Durante transmissão ao vivo ao lado do irmão, o ex-deputado federal Eduardo Bolsonaro, o senador declarou que Lula “é o único no mundo” interessado na taxação sobre empresas brasileiras, por acreditar que a medida lhe renderia apoio interno.
Na quinta-feira, 2 de julho, Flávio enviou um documento de 86 páginas ao órgão norte-americano pedindo a suspensão da tarifa. No texto, argumenta que a iniciativa fortaleceria politicamente o presidente brasileiro e, simultaneamente, prejudicaria tanto a economia dos Estados Unidos quanto setores do Brasil favoráveis a uma relação mais estreita com Washington.
“As tarifas propostas dariam ao atual governo brasileiro exatamente a vitória política que ele vem buscando, ao mesmo tempo em que puniriam a economia americana”, escreveu o parlamentar no ofício.

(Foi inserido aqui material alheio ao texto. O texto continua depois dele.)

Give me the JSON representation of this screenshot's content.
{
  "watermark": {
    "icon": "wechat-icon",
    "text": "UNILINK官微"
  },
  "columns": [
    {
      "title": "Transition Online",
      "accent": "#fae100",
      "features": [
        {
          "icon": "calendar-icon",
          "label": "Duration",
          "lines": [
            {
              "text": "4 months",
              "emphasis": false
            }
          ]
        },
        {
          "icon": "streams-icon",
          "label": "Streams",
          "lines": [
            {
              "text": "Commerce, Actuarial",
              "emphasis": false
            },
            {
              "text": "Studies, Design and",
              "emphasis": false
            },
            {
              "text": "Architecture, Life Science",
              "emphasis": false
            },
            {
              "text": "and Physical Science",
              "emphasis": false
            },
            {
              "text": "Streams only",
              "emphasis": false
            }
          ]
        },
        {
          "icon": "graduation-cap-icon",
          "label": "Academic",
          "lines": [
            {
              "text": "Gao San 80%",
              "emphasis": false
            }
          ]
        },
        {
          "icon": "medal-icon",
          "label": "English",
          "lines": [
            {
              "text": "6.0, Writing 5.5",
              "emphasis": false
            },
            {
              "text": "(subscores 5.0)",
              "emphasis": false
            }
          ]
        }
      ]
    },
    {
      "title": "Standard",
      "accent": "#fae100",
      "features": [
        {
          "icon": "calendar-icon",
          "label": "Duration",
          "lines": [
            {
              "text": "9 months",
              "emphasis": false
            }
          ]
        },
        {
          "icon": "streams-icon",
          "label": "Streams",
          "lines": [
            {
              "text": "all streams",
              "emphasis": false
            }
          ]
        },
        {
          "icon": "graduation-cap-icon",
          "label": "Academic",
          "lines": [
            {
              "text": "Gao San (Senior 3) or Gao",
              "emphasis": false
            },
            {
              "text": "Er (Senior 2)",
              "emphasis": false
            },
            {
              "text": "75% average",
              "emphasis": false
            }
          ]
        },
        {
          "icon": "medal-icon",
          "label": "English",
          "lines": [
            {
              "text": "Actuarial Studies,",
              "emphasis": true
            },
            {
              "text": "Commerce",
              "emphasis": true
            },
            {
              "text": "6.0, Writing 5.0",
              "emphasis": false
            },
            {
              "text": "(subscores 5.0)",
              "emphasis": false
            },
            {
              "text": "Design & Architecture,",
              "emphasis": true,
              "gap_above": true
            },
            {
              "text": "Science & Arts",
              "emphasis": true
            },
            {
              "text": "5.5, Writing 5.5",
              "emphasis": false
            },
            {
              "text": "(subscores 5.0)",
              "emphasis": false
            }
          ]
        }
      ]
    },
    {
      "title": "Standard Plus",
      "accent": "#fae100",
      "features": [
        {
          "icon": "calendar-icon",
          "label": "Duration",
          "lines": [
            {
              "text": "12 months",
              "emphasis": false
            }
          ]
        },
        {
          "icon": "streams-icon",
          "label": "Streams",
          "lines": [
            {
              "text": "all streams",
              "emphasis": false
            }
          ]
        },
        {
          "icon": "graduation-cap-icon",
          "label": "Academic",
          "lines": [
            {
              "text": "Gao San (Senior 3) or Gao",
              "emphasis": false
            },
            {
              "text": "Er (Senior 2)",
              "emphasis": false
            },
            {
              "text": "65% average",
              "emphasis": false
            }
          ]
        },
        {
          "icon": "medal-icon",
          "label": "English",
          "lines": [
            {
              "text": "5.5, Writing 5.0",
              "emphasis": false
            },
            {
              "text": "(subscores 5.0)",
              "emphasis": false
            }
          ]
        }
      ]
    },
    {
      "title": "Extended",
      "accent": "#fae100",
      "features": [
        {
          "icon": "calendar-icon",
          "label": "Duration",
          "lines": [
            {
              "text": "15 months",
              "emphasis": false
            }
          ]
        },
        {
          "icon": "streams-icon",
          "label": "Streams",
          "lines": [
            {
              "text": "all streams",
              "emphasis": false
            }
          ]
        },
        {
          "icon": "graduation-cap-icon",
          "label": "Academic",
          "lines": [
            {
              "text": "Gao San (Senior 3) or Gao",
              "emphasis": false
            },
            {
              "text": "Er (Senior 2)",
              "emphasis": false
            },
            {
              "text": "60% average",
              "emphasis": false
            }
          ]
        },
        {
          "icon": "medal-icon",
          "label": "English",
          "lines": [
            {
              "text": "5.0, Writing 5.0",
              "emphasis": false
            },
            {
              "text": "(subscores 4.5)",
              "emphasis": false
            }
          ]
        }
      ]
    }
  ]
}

O senador também lembrou que seis critérios são analisados na investigação, entre eles a corrupção, e alegou que o governo Lula não combate o problema.
Imagem: Evaristo Sa
Lula reagiu às declarações na mesma quinta-feira, acusando a família Bolsonaro de “entreguismo” e de querer “submeter o Brasil aos interesses dos Estados Unidos”. O presidente se manifestou pelas redes sociais, referindo-se diretamente ao documento encaminhado por Flávio ao governo norte-americano.
A audiência desta terça definirá se o Executivo dos EUA prosseguirá com a tarifa de 25% contra o Brasil ou se arquivará a proposta.